Prenez une feuille de papier, un stylo et notez le dernier problème que vous vous êtes concentré sur les autres à résoudre maintenant. Remplissez deux cases : les arguments de votre entourage et vos thèses de réponse. Faites cet exercice régulièrement. Vous devez apprendre à défendre, argumenter votre position.
Entraînez-vous à défendre vos points de vue à travers des films. Regardez une image, faites-vous votre propre idée, déterminez ce avec quoi vous êtes d’accord et ce que vous n’êtes pas d’accord, ce que vous avez aimé, ce qui vous a semblé inapproprié. Discutez du film avec vos amis. Dans une telle situation, il ne peut y avoir de bonnes ou de mauvaises personnes. Chacun exprime son attitude, sa propre vision de l’intrigue.
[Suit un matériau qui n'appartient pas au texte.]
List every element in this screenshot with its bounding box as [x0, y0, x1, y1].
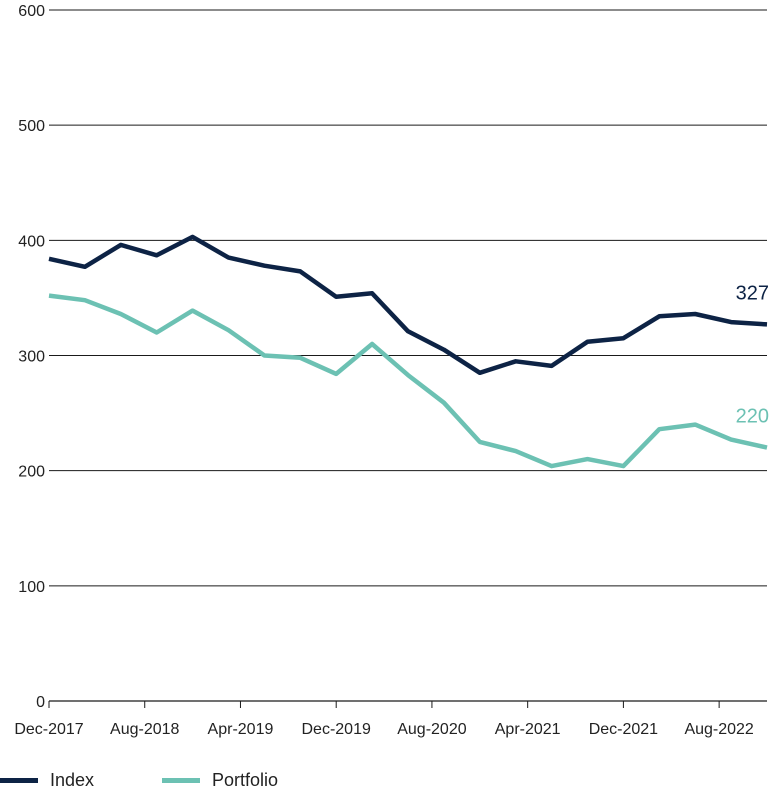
- y-axis-tick-labels: 0 100 200 300 400 500 600: [18, 3, 45, 711]
- series-line-portfolio: [48, 293, 768, 469]
- x-tick-label-3: Dec-2019: [302, 721, 371, 738]
- legend-swatch-portfolio: [162, 778, 200, 783]
- legend-item-index: Index: [0, 770, 94, 791]
- y-tick-label-300: 300: [18, 349, 45, 366]
- legend-swatch-index: [0, 778, 38, 783]
- x-tick-label-6: Dec-2021: [589, 721, 658, 738]
- x-axis: Dec-2017 Aug-2018 Apr-2019 Dec-2019 Aug-2020…: [14, 700, 767, 738]
- end-label-index: 327: [736, 282, 769, 304]
- y-tick-label-600: 600: [18, 3, 45, 20]
- y-tick-label-0: 0: [36, 694, 45, 711]
- x-tick-label-0: Dec-2017: [14, 721, 83, 738]
- end-label-portfolio: 220: [736, 406, 769, 428]
- legend: Index Portfolio: [0, 770, 778, 798]
- x-tick-label-1: Aug-2018: [110, 721, 179, 738]
- y-tick-label-200: 200: [18, 464, 45, 481]
- legend-label-portfolio: Portfolio: [212, 770, 279, 790]
- y-tick-label-100: 100: [18, 579, 45, 596]
- y-tick-label-400: 400: [18, 233, 45, 250]
- gridlines: [49, 9, 767, 702]
- series-lines: [48, 234, 768, 469]
- x-tick-label-4: Aug-2020: [397, 721, 466, 738]
- y-tick-label-500: 500: [18, 118, 45, 135]
- end-value-labels: 327 220: [736, 282, 769, 427]
- legend-item-portfolio: Portfolio: [162, 770, 278, 791]
- x-tick-label-7: Aug-2022: [684, 721, 753, 738]
- x-tick-label-2: Apr-2019: [208, 721, 274, 738]
- line-chart: 0 100 200 300 400 500 600 Dec-2017 Aug-2018 Apr-…: [14, 3, 769, 738]
- legend-label-index: Index: [50, 770, 95, 790]
- series-line-index: [48, 234, 768, 376]
- x-tick-label-5: Apr-2021: [495, 721, 561, 738]
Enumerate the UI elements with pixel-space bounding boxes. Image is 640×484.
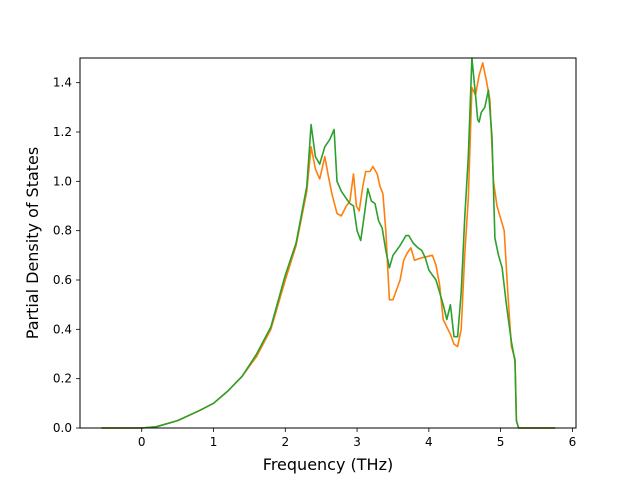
x-tick-label: 6 (569, 435, 577, 449)
y-axis: 0.0 0.2 0.4 0.6 0.8 1.0 1.2 1.4 (53, 76, 80, 435)
y-tick-label: 0.6 (53, 273, 72, 287)
x-tick-label: 4 (425, 435, 433, 449)
x-tick-label: 1 (210, 435, 218, 449)
y-tick-label: 1.0 (53, 174, 72, 188)
x-tick-label: 5 (497, 435, 505, 449)
x-tick-label: 2 (281, 435, 289, 449)
plot-area (80, 58, 576, 428)
y-tick-label: 1.4 (53, 76, 72, 90)
series-layer (101, 57, 556, 429)
y-tick-label: 1.2 (53, 125, 72, 139)
y-tick-label: 0.2 (53, 372, 72, 386)
series-line-2 (101, 57, 556, 429)
plot-frame (79, 57, 577, 429)
x-tick-label: 0 (138, 435, 146, 449)
y-tick-label: 0.8 (53, 224, 72, 238)
y-tick-label: 0.4 (53, 322, 72, 336)
x-axis: 0 1 2 3 4 5 6 (138, 428, 576, 449)
x-axis-label: Frequency (THz) (263, 455, 393, 474)
y-tick-label: 0.0 (53, 421, 72, 435)
y-axis-label: Partial Density of States (23, 147, 42, 339)
x-tick-label: 3 (353, 435, 361, 449)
Toute opinion sera correcte, mais plus important encore – individuelle.
Épilogue
La personne dépendante ne se connaît pas. En cela, les adultes, mais les personnes dépendantes sont comme des enfants d’âge préscolaire. Ceux qui n’ont pas encore développé l’estime de soi tirent des conclusions sur eux-mêmes en fonction des évaluations et des jugements des autres. Jusqu’à présent, vous regardez les mots des autres comme votre image miroir.
Il est temps de grandir. Pour ce faire, vous devez faire beaucoup de travail sur la connaissance de soi. Étudiez votre tempérament, votre caractère, vos capacités. Faites-vous une règle d’analyser les jugements qui vous gouvernent : les personnes personnelles ou familières. Travaillez sur les limites personnelles.
Pour l’étude du traumatisme psychologique, l’élimination du syndrome post-traumatique, je recommande de contacter un psychothérapeute.